Stratégies discursives

        La notion de stratégie en analyse du discours réfère aux choix possibles du locuteur en situation de communication. C’est que l’acte de langage n’est soumis à aucune fatalité qui préfigurerait sa structuration. Il n’y a pas de prêt-à-porter langagier. Chaque énonciation est unique.


        Certes la grammaticalité et les lois de la communication sont des données contraignantes auxquelles il faut satisfaire pour que l’acte de langage soit valide. Cependant, ces contraintes conventionnelles sont loin d’avoir un impact sur l’infinité de choix possibles que les sujets peuvent faire dans le processus de mise en discours. Ceci dit chaque choix langagier est stratégique par le fait qu’il écarte d’autres choix possibles.

 

        Selon Chareaudeau, l’espace de choix du locuteur est un espace où se déploient trois types de stratégies : Stratégie de légitimation, stratégie de crédibilité et stratégie de captation.


        Stratégies de légitimation : ces stratégies visent la construction d’une position d’autorité à partir de laquelle le discours se déploie. 

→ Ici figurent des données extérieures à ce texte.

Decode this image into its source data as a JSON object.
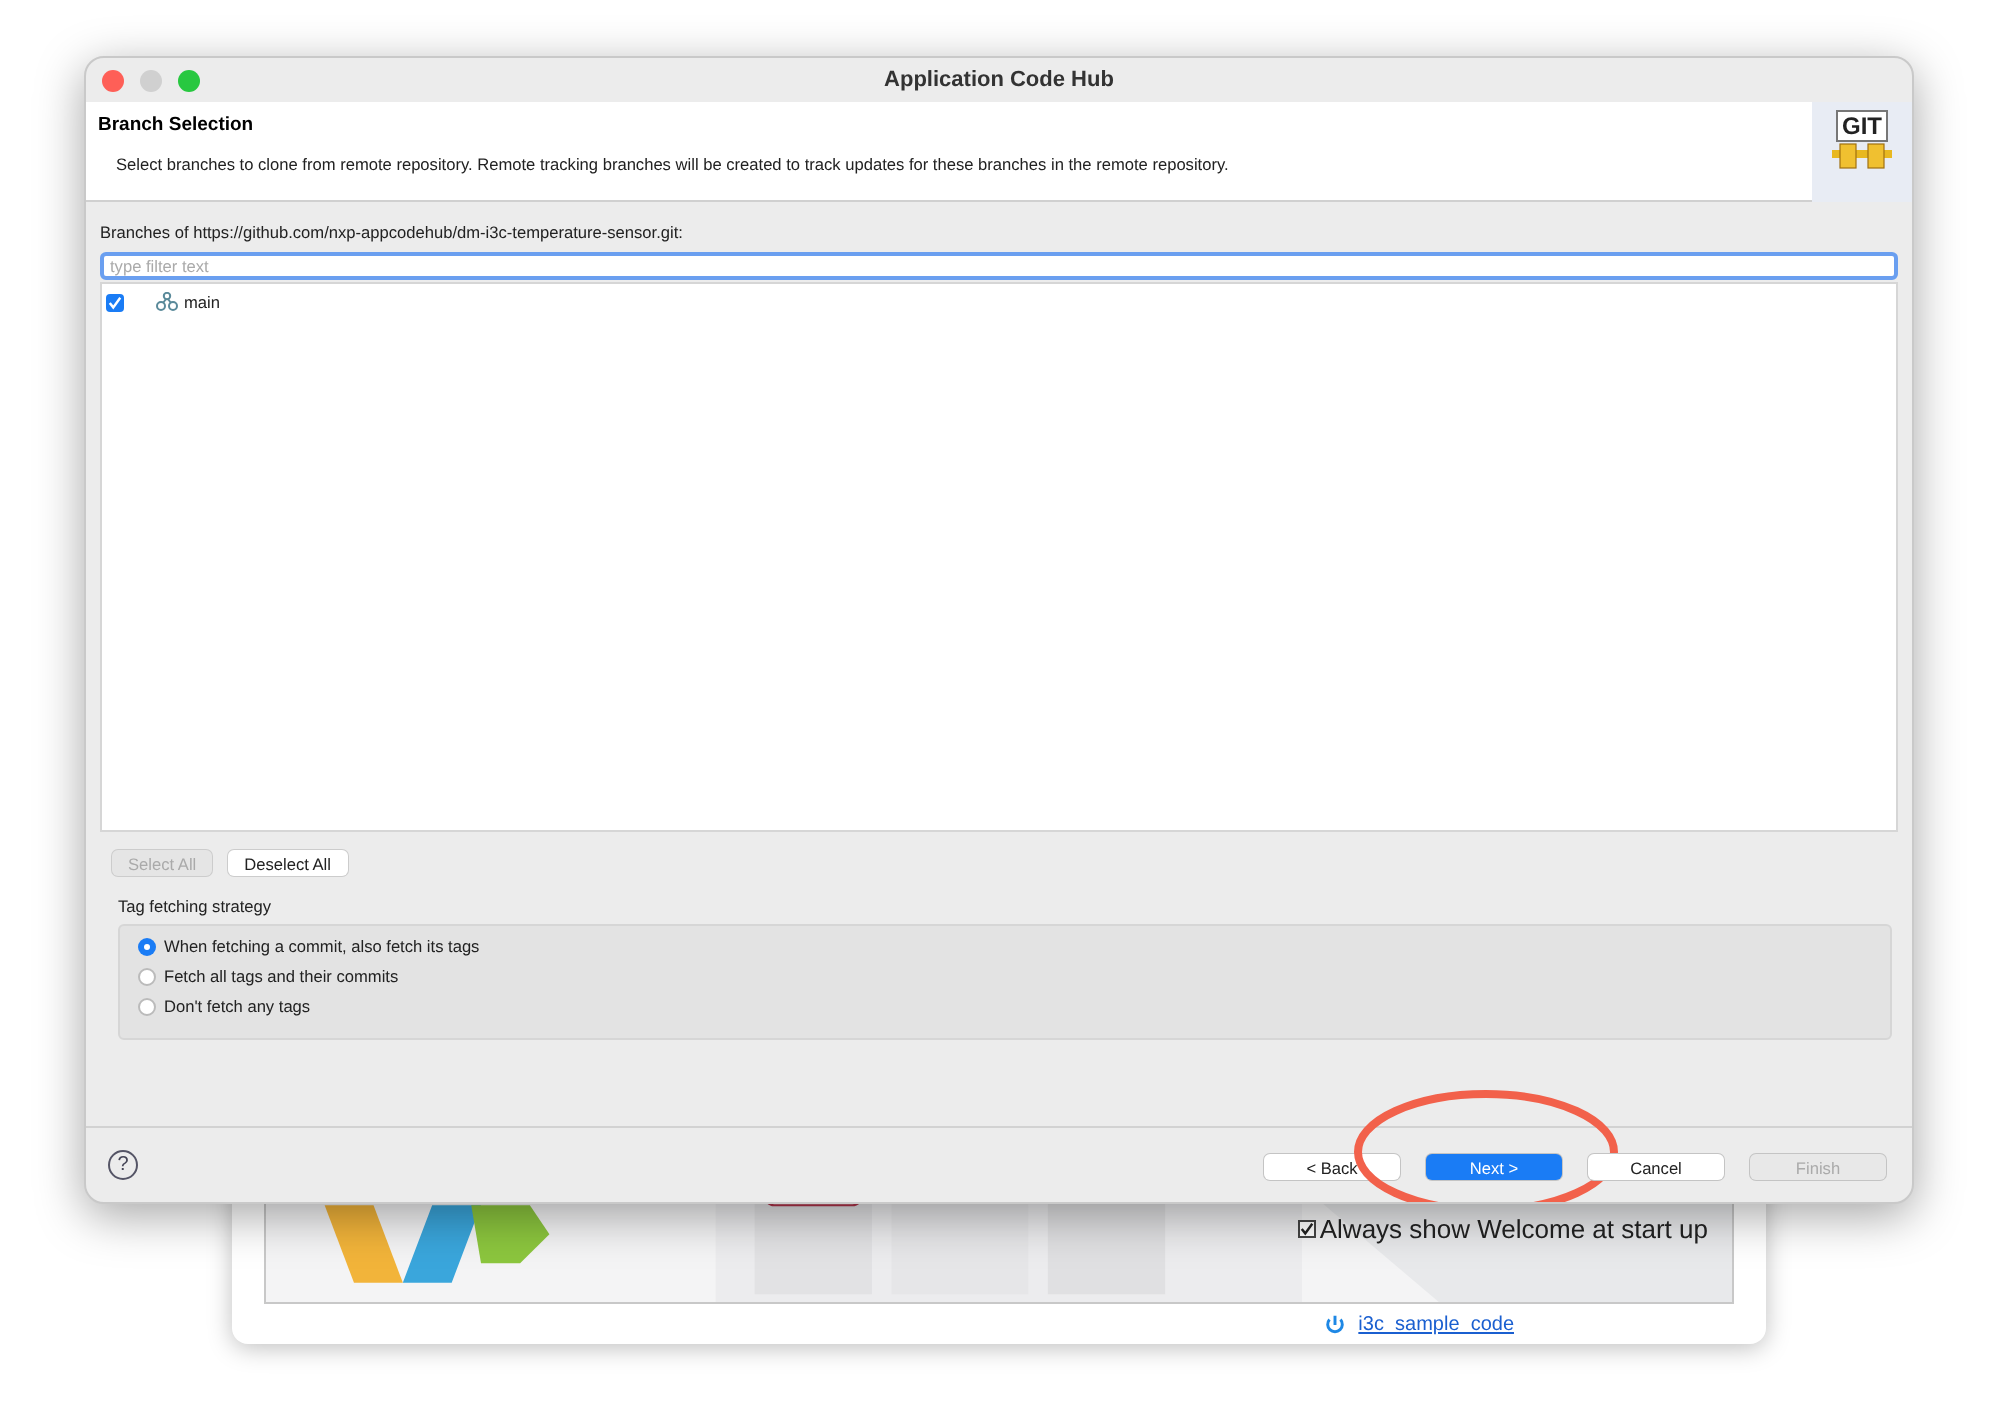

        Dans bien des situations, le locuteur éprouve le besoin de légitimer son discours. Qu’il tente de construire une autorité institutionnelle ou personnelle, sa quête vise à ce qu’on lui reconnaisse le droit à la parole et le droit de tenir le type de discours dont il se réclame. L’expression "En tant que professeur d’analyse du discours" est un bel exemple que je pourrais utiliser pour légitimer cet article.


        L’auto-référence (se référer à son statut) et la recherche de parenté idéologique (argument d’autorité) sont parmi les procédés qui participent de la quête de légitimation.

 

        Stratégies de crédibilité : ces stratégies visent la construction d’une position de vérité qui attribuerait au discours un caractère crédible. Dans l'élaboration de ces stratégies, le locuteur se pose en évaluateur de son propre discours et en définit les degrés de certitude. 


        Des modalisateurs comme "en vérité", "certainement"... sont parmi les principaux véhicules de ces stratégies.

        

        Stratégies de captation : ces stratégies consistent en des opérations de charme destinées à obtenir l’adhésion de l’allocutaire en créant chez lui l’illusion d’être partie prenante d'une cause ou d'un groupe. 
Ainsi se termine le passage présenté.